How do financial markets fail due to asymmetric information?
When economic agents do not tell other parties key information.
How do financial markets fail due to market rigging?
When firms collude to fix prices or exchange rate to benefit themselves rather than other market participants.
How do financial markets fail due to negative externalities?
When a third-party is affected by the actions of firms like irresponsible lending by banks.
What is meant by de-globalisation?
A reversal of the globalisation process.
How is EOS gained from globalisation?
Consumers and producers are incentivised to reap benefits from the division of labour.
How is innovation gained from globalisation?
More competition reduces monopoly profits and forces firms to innovate to become more competitive.
How are lower prices and higher quality goods gained from globalisation?
Firms must sell goods at lower prices or better quality to stay competitive.
How does globalisation bring about inequality?
Gains from globalisation are unequal between countries leading to higher poverty in some countries.
How does globalisation lead to environmental costs?
Firms pollute, damage eco-systems, and contribute to deforestation when producing higher numbers of goods.
How does globalisation cause a loss of jobs?
Businesses find it easier to outsource production to cheaper countries causing job losses in the production sector.
What is meant by a systemic risk?
When external shocks in one region can easily spread to other regions due to the global interconnection.
How does protectionism cause de-globalisation?
Barriers to trade restrict the movement of goods and services across countries.
How do health crises cause de-globalisation?
Pandemics and other events cause restrictions in travel and trade.
Name two benefits of globalisation for a developed nation.
Increased access to foreign markets, Increased innovation.
Name 3 costs of globalisation for a developed nation.
Unemployment, Income inequality, environmental degradation.
Name 2 benefits of globalisation for a developing country.
Increased foreign investments, Increased access to global markets.
Name 2 costs of globalisation for a developing country.

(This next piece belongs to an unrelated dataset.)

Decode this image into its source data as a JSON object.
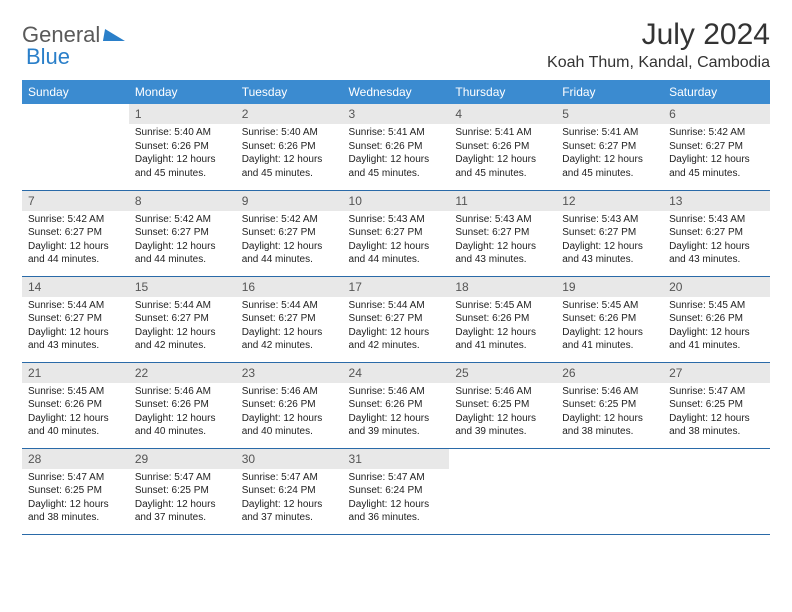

Primary product dependency, Emigration.
What is meant by emigration?
People leaving an area.
Why is emigration a problem for developing countries?
Loss of potential workers, typically the most productive ones.
What is meant by pattern of trade?
The mix of goods that a country imports and exports and where to and from.
What is the gravity theory of trade?
Countries tends to trade more with other countries who are in a close proximity to them.
What are three issues with free trade?
Job losses, Wage suppression, Income inequality.